Each shard is an independent ClickHouse node (or replicated set) that stores a portion of the data. Uptrace distributes writes using weighted round-robin.
ch_cluster:
cluster: 'uptrace1'
replicated: true
distributed: true # Required for sharding (Premium only)
shards:
- weight: 1
replicas:
- addr: clickhouse-1a:9000
database: uptrace
- addr: clickhouse-1b:9000
database: uptrace
- weight: 1
replicas:
- addr: clickhouse-2a:9000
database: uptrace
- addr: clickhouse-2b:9000
database: uptrace
The weight parameter controls write distribution — a shard with weight 2 receives twice as many writes as weight 1. Use this when shards have different hardware capacity.
This configuration tells Uptrace which shards exist. You also need to configure the ClickHouse cluster itself — define the topology in ClickHouse's remote_servers so that ClickHouse knows about all shards and replicas. See the ClickHouse cluster deployment docs for details.

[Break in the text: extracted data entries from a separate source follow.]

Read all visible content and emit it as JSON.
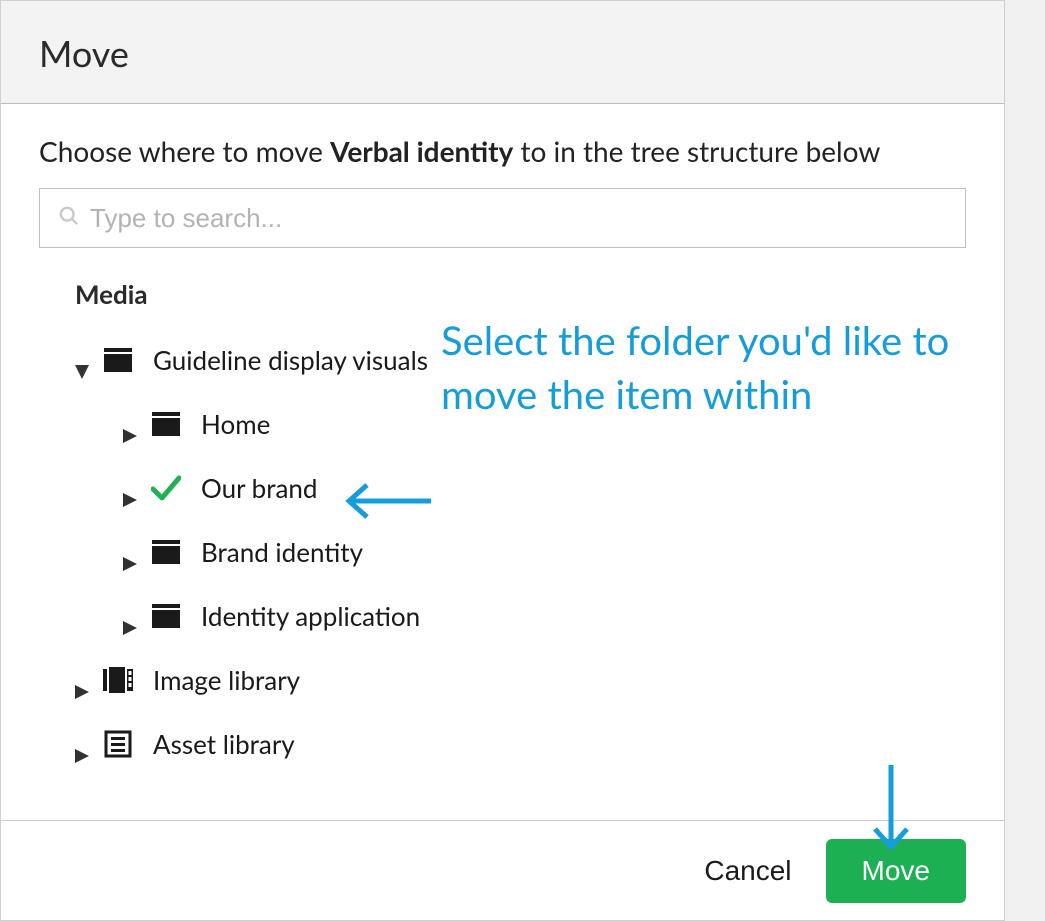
{
  "dialog": {
    "title": "Move",
    "instruction_prefix": "Choose where to move ",
    "instruction_item": "Verbal identity",
    "instruction_suffix": " to in the tree structure below",
    "search_placeholder": "Type to search..."
  },
  "tree": {
    "root": "Media",
    "nodes": [
      {
        "label": "Guideline display visuals",
        "icon": "folder",
        "expanded": true,
        "selected": false,
        "children": [
          {
            "label": "Home",
            "icon": "folder",
            "expanded": false,
            "selected": false
          },
          {
            "label": "Our brand",
            "icon": "check",
            "expanded": false,
            "selected": true
          },
          {
            "label": "Brand identity",
            "icon": "folder",
            "expanded": false,
            "selected": false
          },
          {
            "label": "Identity application",
            "icon": "folder",
            "expanded": false,
            "selected": false
          }
        ]
      },
      {
        "label": "Image library",
        "icon": "image-library",
        "expanded": false,
        "selected": false
      },
      {
        "label": "Asset library",
        "icon": "asset-library",
        "expanded": false,
        "selected": false
      }
    ]
  },
  "footer": {
    "cancel": "Cancel",
    "confirm": "Move"
  },
  "annotation": {
    "text": "Select the folder you'd like to move the item within"
  }
}
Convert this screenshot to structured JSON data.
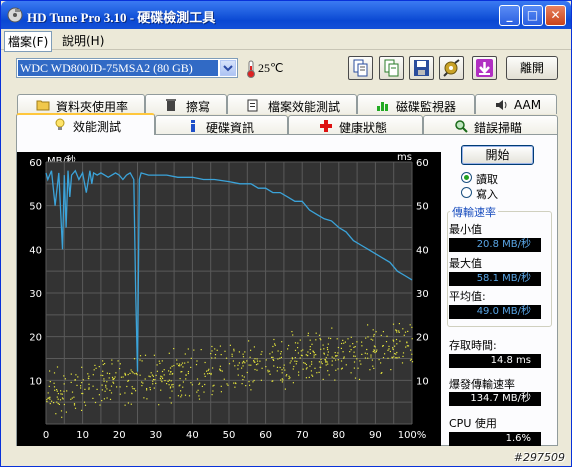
{
  "window": {
    "title": "HD Tune Pro 3.10 - 硬碟檢測工具"
  },
  "menu": [
    {
      "label": "檔案(F)"
    },
    {
      "label": "說明(H)"
    }
  ],
  "toolbar": {
    "drive": "WDC WD800JD-75MSA2 (80 GB)",
    "temperature": "25℃",
    "exit_label": "離開"
  },
  "tabs_top": [
    {
      "label": "資料夾使用率",
      "icon": "folder-icon"
    },
    {
      "label": "擦寫",
      "icon": "trash-icon"
    },
    {
      "label": "檔案效能測試",
      "icon": "file-benchmark-icon"
    },
    {
      "label": "磁碟監視器",
      "icon": "disk-monitor-icon"
    },
    {
      "label": "AAM",
      "icon": "speaker-icon"
    }
  ],
  "tabs_bottom": [
    {
      "label": "效能測試",
      "icon": "benchmark-icon"
    },
    {
      "label": "硬碟資訊",
      "icon": "info-icon"
    },
    {
      "label": "健康狀態",
      "icon": "health-icon"
    },
    {
      "label": "錯誤掃瞄",
      "icon": "error-scan-icon"
    }
  ],
  "controls": {
    "start_label": "開始",
    "read_label": "讀取",
    "write_label": "寫入",
    "mode": "read"
  },
  "stats": {
    "group_title": "傳輸速率",
    "min_label": "最小值",
    "min_value": "20.8 MB/秒",
    "max_label": "最大值",
    "max_value": "58.1 MB/秒",
    "avg_label": "平均值:",
    "avg_value": "49.0 MB/秒",
    "access_label": "存取時間:",
    "access_value": "14.8 ms",
    "burst_label": "爆發傳輸速率",
    "burst_value": "134.7 MB/秒",
    "cpu_label": "CPU 使用",
    "cpu_value": "1.6%"
  },
  "watermark": "#297509",
  "colors": {
    "transfer_line": "#3ba3d9",
    "access_dots": "#e6e63c",
    "chart_bg": "#333333",
    "grid": "#5a5a5a"
  },
  "chart_data": {
    "type": "line",
    "ylabel_left": "MB/秒",
    "ylabel_right": "ms",
    "ylim": [
      0,
      60
    ],
    "xlim": [
      0,
      100
    ],
    "y_ticks": [
      10,
      20,
      30,
      40,
      50,
      60
    ],
    "x_ticks": [
      "0",
      "10",
      "20",
      "30",
      "40",
      "50",
      "60",
      "70",
      "80",
      "90",
      "100%"
    ],
    "grid": true,
    "series": [
      {
        "name": "",
        "x": [
          0,
          0.5,
          1.5,
          2.5,
          3.5,
          4.5,
          5,
          5.5,
          6,
          6.5,
          7,
          8,
          9,
          10,
          11,
          12,
          12.5,
          13,
          14,
          15,
          16,
          17,
          18,
          19,
          20,
          21,
          22,
          23,
          24,
          24.5,
          25,
          25.5,
          26,
          28,
          30,
          33,
          36,
          40,
          43,
          46,
          50,
          53,
          56,
          58,
          60,
          62,
          64,
          66,
          68,
          70,
          72,
          74,
          76,
          78,
          80,
          82,
          84,
          86,
          88,
          90,
          92,
          94,
          96,
          98,
          100
        ],
        "y": [
          57.5,
          56,
          58,
          50,
          57.5,
          40,
          57,
          45,
          58,
          52,
          57,
          58,
          56,
          57.5,
          53,
          58,
          55,
          57.5,
          57,
          57.5,
          57,
          56.5,
          57,
          57.5,
          57,
          56,
          57,
          57.5,
          56,
          30,
          12,
          56,
          57.5,
          57,
          57,
          57,
          56.5,
          56.5,
          56,
          56,
          55.5,
          55,
          55,
          54,
          54,
          53,
          53,
          52,
          51,
          51,
          49,
          48,
          47,
          46.5,
          45,
          44,
          42,
          41,
          40,
          39,
          38,
          37,
          35,
          34,
          33
        ]
      }
    ],
    "scatter": {
      "name": "",
      "y_range": [
        3,
        22
      ],
      "count": 650
    }
  }
}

When adding shards to an existing deployment, you don't need to redistribute old data. New writes go to the new shards, and queries automatically span all shards via distributed tables.
Kafka-based ingestion
Kafka integration is available in the Enterprise tier only.
Kafka solves two problems:
- Buffering during maintenance. When ClickHouse is down or can't keep up, Kafka retains data until ClickHouse is ready. Without Kafka, data arriving during these windows is dropped.

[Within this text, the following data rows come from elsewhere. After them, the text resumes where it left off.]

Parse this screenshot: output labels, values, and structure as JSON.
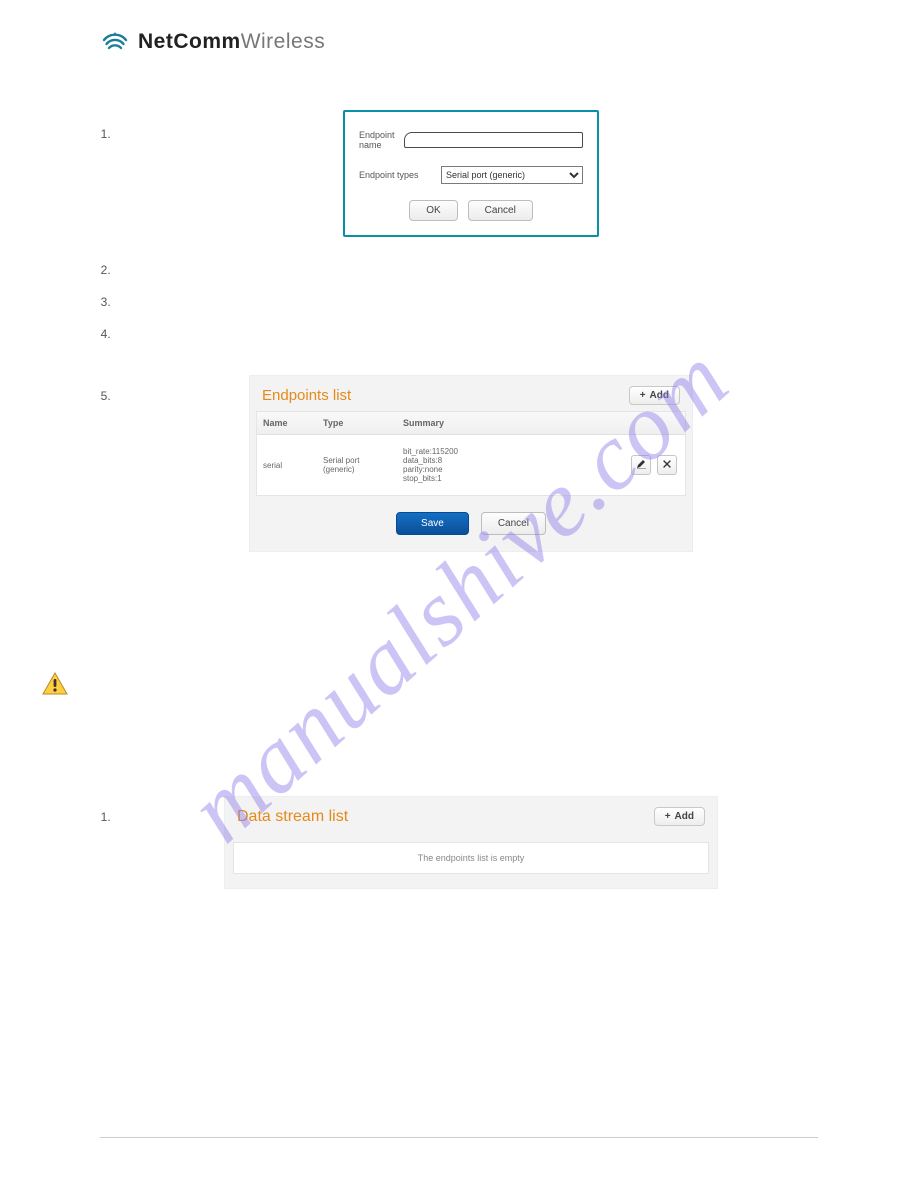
{
  "brand": {
    "bold": "NetComm",
    "light": "Wireless"
  },
  "watermark": "manualshive.com",
  "steps_a": [
    "",
    "",
    "",
    "",
    ""
  ],
  "modal": {
    "label_name": "Endpoint name",
    "label_types": "Endpoint types",
    "name_value": "",
    "types_selected": "Serial port (generic)",
    "ok": "OK",
    "cancel": "Cancel"
  },
  "endpoints_panel": {
    "title": "Endpoints list",
    "add_label": "Add",
    "cols": {
      "name": "Name",
      "type": "Type",
      "summary": "Summary"
    },
    "row": {
      "name": "serial",
      "type": "Serial port\n(generic)",
      "summary": "bit_rate:115200\ndata_bits:8\nparity:none\nstop_bits:1"
    },
    "save": "Save",
    "cancel": "Cancel"
  },
  "steps_b": [
    ""
  ],
  "streams_panel": {
    "title": "Data stream list",
    "add_label": "Add",
    "empty": "The endpoints list is empty"
  }
}
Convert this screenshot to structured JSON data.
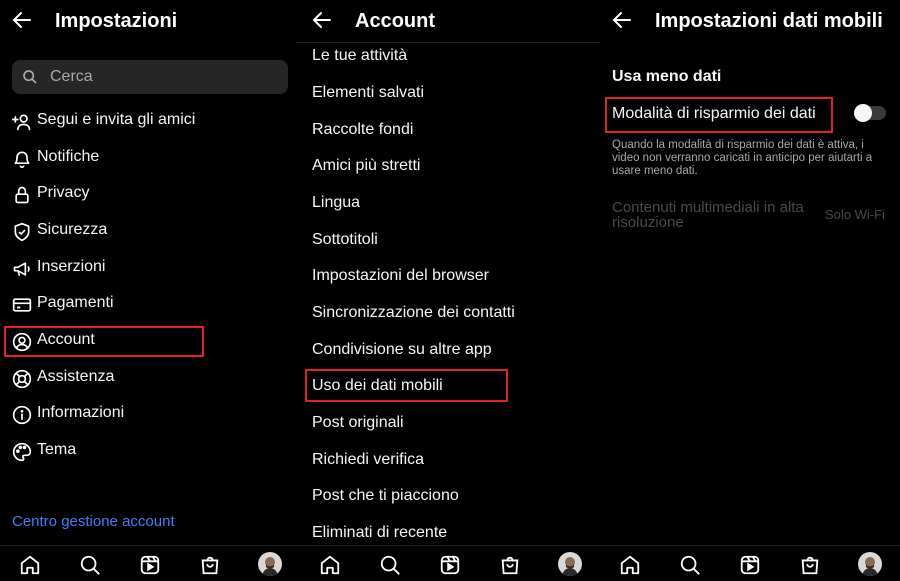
{
  "panel1": {
    "title": "Impostazioni",
    "search_placeholder": "Cerca",
    "items": [
      {
        "label": "Segui e invita gli amici",
        "icon": "add-person-icon"
      },
      {
        "label": "Notifiche",
        "icon": "bell-icon"
      },
      {
        "label": "Privacy",
        "icon": "lock-icon"
      },
      {
        "label": "Sicurezza",
        "icon": "shield-icon"
      },
      {
        "label": "Inserzioni",
        "icon": "megaphone-icon"
      },
      {
        "label": "Pagamenti",
        "icon": "card-icon"
      },
      {
        "label": "Account",
        "icon": "user-circle-icon"
      },
      {
        "label": "Assistenza",
        "icon": "lifebuoy-icon"
      },
      {
        "label": "Informazioni",
        "icon": "info-icon"
      },
      {
        "label": "Tema",
        "icon": "palette-icon"
      }
    ],
    "link": "Centro gestione account"
  },
  "panel2": {
    "title": "Account",
    "items": [
      "Le tue attività",
      "Elementi salvati",
      "Raccolte fondi",
      "Amici più stretti",
      "Lingua",
      "Sottotitoli",
      "Impostazioni del browser",
      "Sincronizzazione dei contatti",
      "Condivisione su altre app",
      "Uso dei dati mobili",
      "Post originali",
      "Richiedi verifica",
      "Post che ti piacciono",
      "Eliminati di recente"
    ]
  },
  "panel3": {
    "title": "Impostazioni dati mobili",
    "section": "Usa meno dati",
    "toggle_label": "Modalità di risparmio dei dati",
    "toggle_on": false,
    "description": "Quando la modalità di risparmio dei dati è attiva, i video non verranno caricati in anticipo per aiutarti a usare meno dati.",
    "hires_label": "Contenuti multimediali in alta risoluzione",
    "hires_value": "Solo Wi-Fi"
  },
  "nav_icons": [
    "home-icon",
    "search-icon",
    "reels-icon",
    "shop-icon",
    "profile-avatar"
  ],
  "colors": {
    "background": "#000000",
    "highlight": "#e02424",
    "link": "#3b82f6",
    "muted": "#a8a8a8"
  }
}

- Efficient batching. Kafka enables larger, more efficient batches before writing to ClickHouse, improving insert throughput.

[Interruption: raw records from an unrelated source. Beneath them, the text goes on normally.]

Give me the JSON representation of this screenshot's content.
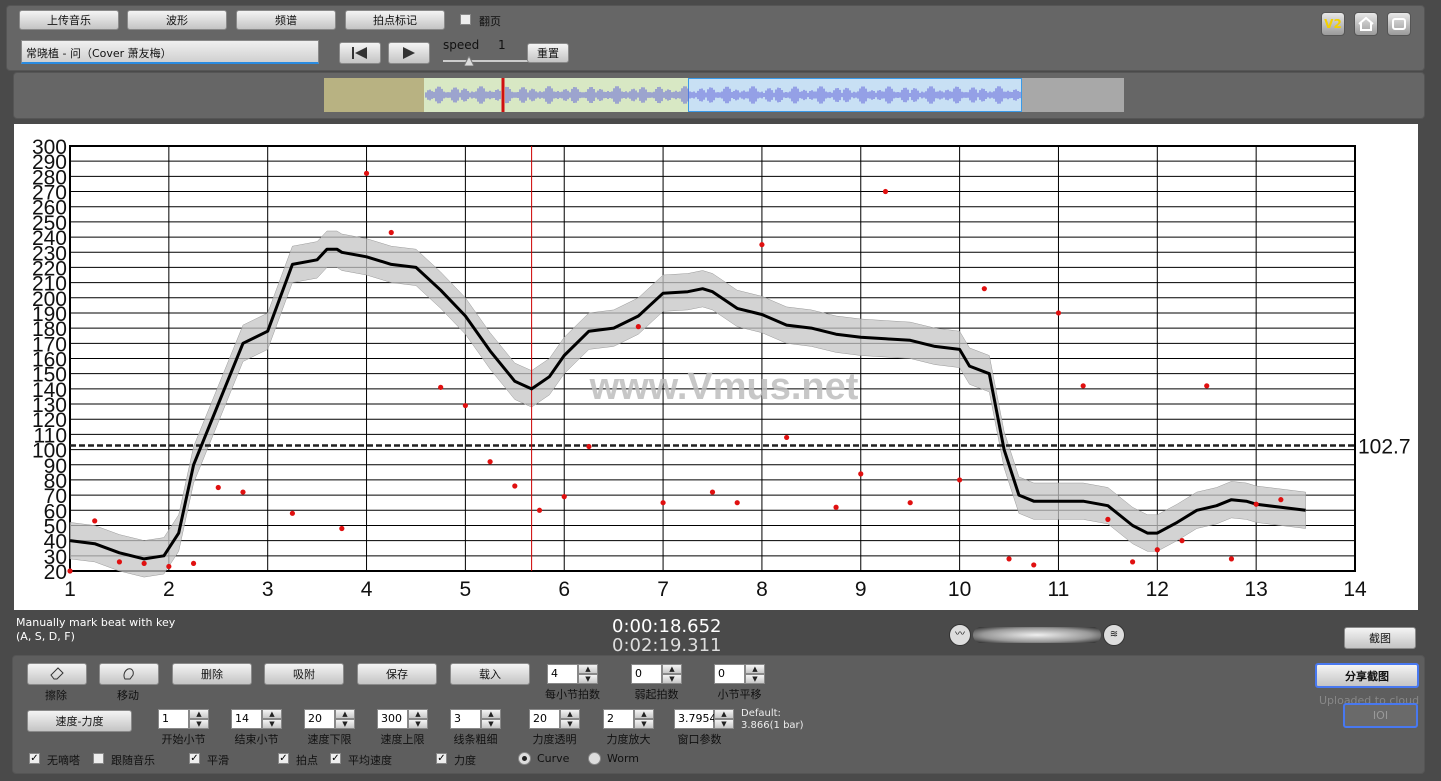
{
  "toolbar": {
    "upload_music": "上传音乐",
    "waveform": "波形",
    "spectrum": "频谱",
    "beat_marking": "拍点标记",
    "page_turn": "翻页",
    "page_turn_checked": false
  },
  "track": {
    "title": "常晓植 - 问（Cover 萧友梅）",
    "speed_label": "speed",
    "speed_value": "1",
    "reset": "重置"
  },
  "corner": {
    "v2": "V2"
  },
  "chart": {
    "y_ticks": [
      20,
      30,
      40,
      50,
      60,
      70,
      80,
      90,
      100,
      110,
      120,
      130,
      140,
      150,
      160,
      170,
      180,
      190,
      200,
      210,
      220,
      230,
      240,
      250,
      260,
      270,
      280,
      290,
      300
    ],
    "x_ticks": [
      1,
      2,
      3,
      4,
      5,
      6,
      7,
      8,
      9,
      10,
      11,
      12,
      13,
      14
    ],
    "ylim": [
      20,
      300
    ],
    "xlim": [
      1,
      14
    ],
    "average_value": 102.7,
    "average_label": "102.7",
    "playhead_x": 5.67,
    "watermark": "www.Vmus.net",
    "curve": [
      [
        1.0,
        40
      ],
      [
        1.25,
        38
      ],
      [
        1.5,
        32
      ],
      [
        1.75,
        28
      ],
      [
        1.95,
        30
      ],
      [
        2.1,
        45
      ],
      [
        2.25,
        90
      ],
      [
        2.5,
        130
      ],
      [
        2.75,
        170
      ],
      [
        3.0,
        178
      ],
      [
        3.25,
        222
      ],
      [
        3.5,
        225
      ],
      [
        3.6,
        232
      ],
      [
        3.7,
        232
      ],
      [
        3.75,
        230
      ],
      [
        4.0,
        227
      ],
      [
        4.25,
        222
      ],
      [
        4.5,
        220
      ],
      [
        4.75,
        205
      ],
      [
        5.0,
        188
      ],
      [
        5.25,
        165
      ],
      [
        5.5,
        145
      ],
      [
        5.67,
        140
      ],
      [
        5.85,
        148
      ],
      [
        6.0,
        162
      ],
      [
        6.25,
        178
      ],
      [
        6.5,
        180
      ],
      [
        6.75,
        188
      ],
      [
        7.0,
        203
      ],
      [
        7.25,
        204
      ],
      [
        7.4,
        206
      ],
      [
        7.5,
        204
      ],
      [
        7.75,
        193
      ],
      [
        8.0,
        189
      ],
      [
        8.25,
        182
      ],
      [
        8.5,
        180
      ],
      [
        8.75,
        176
      ],
      [
        9.0,
        174
      ],
      [
        9.25,
        173
      ],
      [
        9.5,
        172
      ],
      [
        9.75,
        168
      ],
      [
        10.0,
        166
      ],
      [
        10.1,
        155
      ],
      [
        10.3,
        150
      ],
      [
        10.45,
        100
      ],
      [
        10.6,
        70
      ],
      [
        10.75,
        66
      ],
      [
        11.0,
        66
      ],
      [
        11.25,
        66
      ],
      [
        11.5,
        63
      ],
      [
        11.75,
        50
      ],
      [
        11.9,
        45
      ],
      [
        12.0,
        45
      ],
      [
        12.2,
        52
      ],
      [
        12.4,
        60
      ],
      [
        12.6,
        63
      ],
      [
        12.75,
        67
      ],
      [
        12.9,
        66
      ],
      [
        13.0,
        64
      ],
      [
        13.25,
        62
      ],
      [
        13.5,
        60
      ]
    ],
    "points": [
      [
        1.0,
        20
      ],
      [
        1.25,
        53
      ],
      [
        1.5,
        26
      ],
      [
        1.75,
        25
      ],
      [
        2.0,
        23
      ],
      [
        2.25,
        25
      ],
      [
        2.5,
        75
      ],
      [
        2.75,
        72
      ],
      [
        3.25,
        58
      ],
      [
        3.75,
        48
      ],
      [
        4.0,
        282
      ],
      [
        4.25,
        243
      ],
      [
        4.75,
        141
      ],
      [
        5.0,
        129
      ],
      [
        5.25,
        92
      ],
      [
        5.5,
        76
      ],
      [
        5.75,
        60
      ],
      [
        6.0,
        69
      ],
      [
        6.25,
        102
      ],
      [
        6.75,
        181
      ],
      [
        7.0,
        65
      ],
      [
        7.5,
        72
      ],
      [
        7.75,
        65
      ],
      [
        8.0,
        235
      ],
      [
        8.25,
        108
      ],
      [
        8.75,
        62
      ],
      [
        9.0,
        84
      ],
      [
        9.25,
        270
      ],
      [
        9.5,
        65
      ],
      [
        10.0,
        80
      ],
      [
        10.25,
        206
      ],
      [
        10.5,
        28
      ],
      [
        10.75,
        24
      ],
      [
        11.0,
        190
      ],
      [
        11.25,
        142
      ],
      [
        11.5,
        54
      ],
      [
        11.75,
        26
      ],
      [
        12.0,
        34
      ],
      [
        12.25,
        40
      ],
      [
        12.5,
        142
      ],
      [
        12.75,
        28
      ],
      [
        13.0,
        64
      ],
      [
        13.25,
        67
      ]
    ],
    "colors": {
      "curve": "#000000",
      "band": "#c4c4c4",
      "points": "#e01010",
      "playhead": "#cc0000"
    }
  },
  "info": {
    "hint_line1": "Manually mark beat with key",
    "hint_line2": "(A, S, D, F)",
    "current_time": "0:00:18.652",
    "total_time": "0:02:19.311",
    "screenshot": "截图"
  },
  "controls": {
    "erase": "擦除",
    "move": "移动",
    "delete": "删除",
    "snap": "吸附",
    "save": "保存",
    "load": "载入",
    "beats_per_bar": {
      "value": "4",
      "label": "每小节拍数"
    },
    "pickup_beats": {
      "value": "0",
      "label": "弱起拍数"
    },
    "bar_offset": {
      "value": "0",
      "label": "小节平移"
    },
    "share_screenshot": "分享截图",
    "uploaded": "Uploaded to cloud",
    "ioi": "IOI",
    "tempo_dynamics": "速度-力度",
    "start_bar": {
      "value": "1",
      "label": "开始小节"
    },
    "end_bar": {
      "value": "14",
      "label": "结束小节"
    },
    "tempo_min": {
      "value": "20",
      "label": "速度下限"
    },
    "tempo_max": {
      "value": "300",
      "label": "速度上限"
    },
    "line_width": {
      "value": "3",
      "label": "线条粗细"
    },
    "dyn_opacity": {
      "value": "20",
      "label": "力度透明"
    },
    "dyn_scale": {
      "value": "2",
      "label": "力度放大"
    },
    "window_param": {
      "value": "3.7954",
      "label": "窗口参数"
    },
    "default_label": "Default:",
    "default_value": "3.866(1 bar)",
    "opt_no_tick": "无嘀嗒",
    "opt_follow_music": "跟随音乐",
    "opt_smooth": "平滑",
    "opt_beats": "拍点",
    "opt_avg_speed": "平均速度",
    "opt_dynamics": "力度",
    "radio_curve": "Curve",
    "radio_worm": "Worm"
  }
}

That said, Kafka adds operational complexity — evaluate whether the buffering benefits justify the additional infrastructure. Consider it only after exhausting the tuning options above.
Architecture
- Uptrace API receives data from clients, validates it, applies rate limits, and writes to Kafka.
- Uptrace Worker consumes raw data, processes it (sampling, service graph, etc.), and publishes to a second Kafka topic.
- ClickHouse consumes directly from that topic using the Kafka engine.
Each component scales and fails independently — the API accepts data at line rate, the worker processes at its own pace, and ClickHouse consumes with its own batching strategy.